Decriminalization by itself does not address the root of the current epidemic of addiction, which includes the wide availability of highly addictive painkillers. Nor does it provide needed treatment for those trying to overcome addiction. Nor will it, by itself, end the epidemic of overdose deaths, which are caused by a toxic supply of drugs. The key work on that last point, backed by Ottawa, involves moves to establish what’s called a safer supply of drugs, so people who can turn to doctors and nurses rather than dealers. British Columbia is at the fore of safe-supply policy.

Across Canada, opioids have killed more than 20,000 people since the start of 2016. Five long years ago, B.C. declared a public-health emergency. Illicit drug toxicity killed a record 1,724 people in B.C. in 2020 – 75 per cent more than in 2019, and more than the 1,495 killed by COVID-19 in the province since the pandemic began. There have also been record overdose deaths in Ontario and Alberta.

Much has changed since Dr. Bonnie Henry, B.C.’s Provincial Health Officer, called on the province in April, 2019, to decriminalize drugs. Her proposal was immediately rejected. But since then, many minds have shifted, including the Canadian Association of Chiefs of Police.

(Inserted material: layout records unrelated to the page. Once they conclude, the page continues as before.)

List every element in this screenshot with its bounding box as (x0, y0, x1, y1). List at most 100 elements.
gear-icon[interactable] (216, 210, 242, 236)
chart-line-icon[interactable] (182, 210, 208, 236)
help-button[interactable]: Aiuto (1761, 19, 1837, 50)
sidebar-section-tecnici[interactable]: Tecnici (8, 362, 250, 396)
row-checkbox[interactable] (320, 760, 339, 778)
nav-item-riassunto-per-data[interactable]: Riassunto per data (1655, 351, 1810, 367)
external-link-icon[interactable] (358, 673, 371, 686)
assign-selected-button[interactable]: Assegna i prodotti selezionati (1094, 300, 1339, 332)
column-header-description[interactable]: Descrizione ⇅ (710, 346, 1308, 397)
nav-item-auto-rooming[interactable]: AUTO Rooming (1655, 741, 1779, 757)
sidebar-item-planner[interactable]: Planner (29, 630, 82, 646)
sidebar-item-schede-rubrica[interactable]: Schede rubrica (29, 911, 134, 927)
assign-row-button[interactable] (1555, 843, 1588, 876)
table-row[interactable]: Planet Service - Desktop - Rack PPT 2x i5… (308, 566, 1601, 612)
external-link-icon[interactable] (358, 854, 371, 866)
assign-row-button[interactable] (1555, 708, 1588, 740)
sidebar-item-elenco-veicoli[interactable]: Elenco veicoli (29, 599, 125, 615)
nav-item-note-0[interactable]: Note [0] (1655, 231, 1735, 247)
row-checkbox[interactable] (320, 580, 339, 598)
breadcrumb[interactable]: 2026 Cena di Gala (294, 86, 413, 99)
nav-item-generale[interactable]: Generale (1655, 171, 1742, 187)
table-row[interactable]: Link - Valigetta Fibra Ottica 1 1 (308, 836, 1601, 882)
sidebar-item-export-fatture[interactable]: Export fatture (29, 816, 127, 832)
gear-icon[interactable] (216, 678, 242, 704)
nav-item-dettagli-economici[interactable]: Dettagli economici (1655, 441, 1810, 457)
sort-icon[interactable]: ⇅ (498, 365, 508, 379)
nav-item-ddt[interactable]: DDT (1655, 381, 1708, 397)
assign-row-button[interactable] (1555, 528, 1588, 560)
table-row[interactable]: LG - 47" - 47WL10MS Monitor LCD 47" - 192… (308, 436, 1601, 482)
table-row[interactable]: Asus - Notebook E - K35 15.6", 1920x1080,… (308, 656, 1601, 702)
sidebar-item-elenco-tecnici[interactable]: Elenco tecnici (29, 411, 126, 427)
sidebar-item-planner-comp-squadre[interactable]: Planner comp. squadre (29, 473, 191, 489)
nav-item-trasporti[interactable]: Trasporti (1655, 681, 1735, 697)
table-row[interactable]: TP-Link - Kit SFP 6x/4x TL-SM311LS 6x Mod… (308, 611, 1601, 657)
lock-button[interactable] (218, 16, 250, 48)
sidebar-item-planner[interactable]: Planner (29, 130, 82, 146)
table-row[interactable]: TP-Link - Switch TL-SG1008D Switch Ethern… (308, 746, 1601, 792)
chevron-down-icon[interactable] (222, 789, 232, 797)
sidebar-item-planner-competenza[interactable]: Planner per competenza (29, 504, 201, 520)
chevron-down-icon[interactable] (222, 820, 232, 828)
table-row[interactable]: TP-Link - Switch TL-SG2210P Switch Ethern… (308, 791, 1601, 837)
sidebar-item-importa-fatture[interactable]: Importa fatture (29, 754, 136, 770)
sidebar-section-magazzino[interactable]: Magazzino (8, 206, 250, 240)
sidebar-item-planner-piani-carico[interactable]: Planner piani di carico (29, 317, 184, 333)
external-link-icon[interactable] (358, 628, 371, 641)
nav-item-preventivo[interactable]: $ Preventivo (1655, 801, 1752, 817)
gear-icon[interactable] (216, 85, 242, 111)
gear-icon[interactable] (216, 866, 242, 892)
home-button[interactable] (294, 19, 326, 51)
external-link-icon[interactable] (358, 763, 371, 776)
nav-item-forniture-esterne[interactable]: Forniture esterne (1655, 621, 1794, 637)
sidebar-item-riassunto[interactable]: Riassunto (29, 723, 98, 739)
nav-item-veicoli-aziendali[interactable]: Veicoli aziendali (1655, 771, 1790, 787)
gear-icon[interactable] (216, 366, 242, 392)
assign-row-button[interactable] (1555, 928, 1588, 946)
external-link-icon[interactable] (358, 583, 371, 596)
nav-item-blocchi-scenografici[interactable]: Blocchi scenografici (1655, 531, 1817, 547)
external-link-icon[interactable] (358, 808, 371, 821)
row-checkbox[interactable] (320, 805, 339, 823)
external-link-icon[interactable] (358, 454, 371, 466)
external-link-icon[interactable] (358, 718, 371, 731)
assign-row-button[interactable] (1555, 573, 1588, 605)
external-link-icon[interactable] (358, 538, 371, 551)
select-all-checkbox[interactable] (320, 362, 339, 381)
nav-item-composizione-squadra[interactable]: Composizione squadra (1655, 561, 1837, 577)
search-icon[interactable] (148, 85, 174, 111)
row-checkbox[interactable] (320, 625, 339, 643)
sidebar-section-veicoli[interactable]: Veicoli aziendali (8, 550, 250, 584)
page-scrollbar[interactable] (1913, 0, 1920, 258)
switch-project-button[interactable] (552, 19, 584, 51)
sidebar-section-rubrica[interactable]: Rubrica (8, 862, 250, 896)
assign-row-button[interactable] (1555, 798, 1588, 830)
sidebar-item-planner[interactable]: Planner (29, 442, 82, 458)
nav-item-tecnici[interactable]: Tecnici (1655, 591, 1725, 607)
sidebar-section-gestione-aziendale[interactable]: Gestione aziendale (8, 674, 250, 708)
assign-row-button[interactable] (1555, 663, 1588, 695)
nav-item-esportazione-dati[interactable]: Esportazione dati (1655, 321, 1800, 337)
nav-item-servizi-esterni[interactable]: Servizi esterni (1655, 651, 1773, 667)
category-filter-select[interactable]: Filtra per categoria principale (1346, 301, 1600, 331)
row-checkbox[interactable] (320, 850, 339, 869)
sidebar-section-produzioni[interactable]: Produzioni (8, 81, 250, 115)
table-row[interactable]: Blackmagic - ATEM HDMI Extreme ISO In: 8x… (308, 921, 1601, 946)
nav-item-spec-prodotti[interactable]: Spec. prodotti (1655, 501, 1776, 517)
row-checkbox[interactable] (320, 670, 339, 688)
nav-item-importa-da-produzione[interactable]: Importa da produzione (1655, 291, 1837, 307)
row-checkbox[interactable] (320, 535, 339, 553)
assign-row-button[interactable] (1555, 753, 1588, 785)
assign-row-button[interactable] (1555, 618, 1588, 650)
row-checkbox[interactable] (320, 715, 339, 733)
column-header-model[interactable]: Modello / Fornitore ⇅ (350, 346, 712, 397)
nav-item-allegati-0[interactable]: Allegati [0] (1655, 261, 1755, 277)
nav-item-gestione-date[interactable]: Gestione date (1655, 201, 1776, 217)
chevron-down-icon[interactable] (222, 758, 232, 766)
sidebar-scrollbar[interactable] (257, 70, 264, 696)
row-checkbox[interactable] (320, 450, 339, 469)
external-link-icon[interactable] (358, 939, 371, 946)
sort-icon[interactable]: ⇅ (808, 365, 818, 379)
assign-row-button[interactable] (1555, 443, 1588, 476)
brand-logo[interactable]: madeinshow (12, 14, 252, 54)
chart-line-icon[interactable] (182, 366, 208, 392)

This past February, two years after spurning the idea, B.C. sought approval from Ottawa to decriminalize provincewide.

Canadians’ views have also shifted.

Two years ago, according to an Angus Reid survey, 48 per cent of Canadians backed decriminalization. Now, according to an Angus Reid poll in February, 59 per cent of Canadians support it, including two-thirds in B.C.

This is a remarkable evolution in thinking on what was recently a radical idea. It’s testament to the depth and breadth of an overdose crisis that has scarred families across the country.

Vancouver has suffered a very high number of deaths, but working with a range of experts, it is making the right calls. The move to end police seizures of small amounts of drugs makes sense, because seizing addictive drugs from someone who is addicted will only force them to do ever more dangerous and possibly criminal things to acquire a new supply. “The model that it’s straight health care – there’s no tickets or jail time or criminalization at all – is what’s important,” said Mayor Kennedy Stewart.

Too many lives have been stolen by overdoses, and governments have been too slow to act. Decriminalization is not a panacea, or an encouragement of drug use. It is a recognition that Canada has an epidemic of addiction. Helping people who struggle with drugs is about health care. Other cities and provinces should follow Vancouver and B.C.’s lead.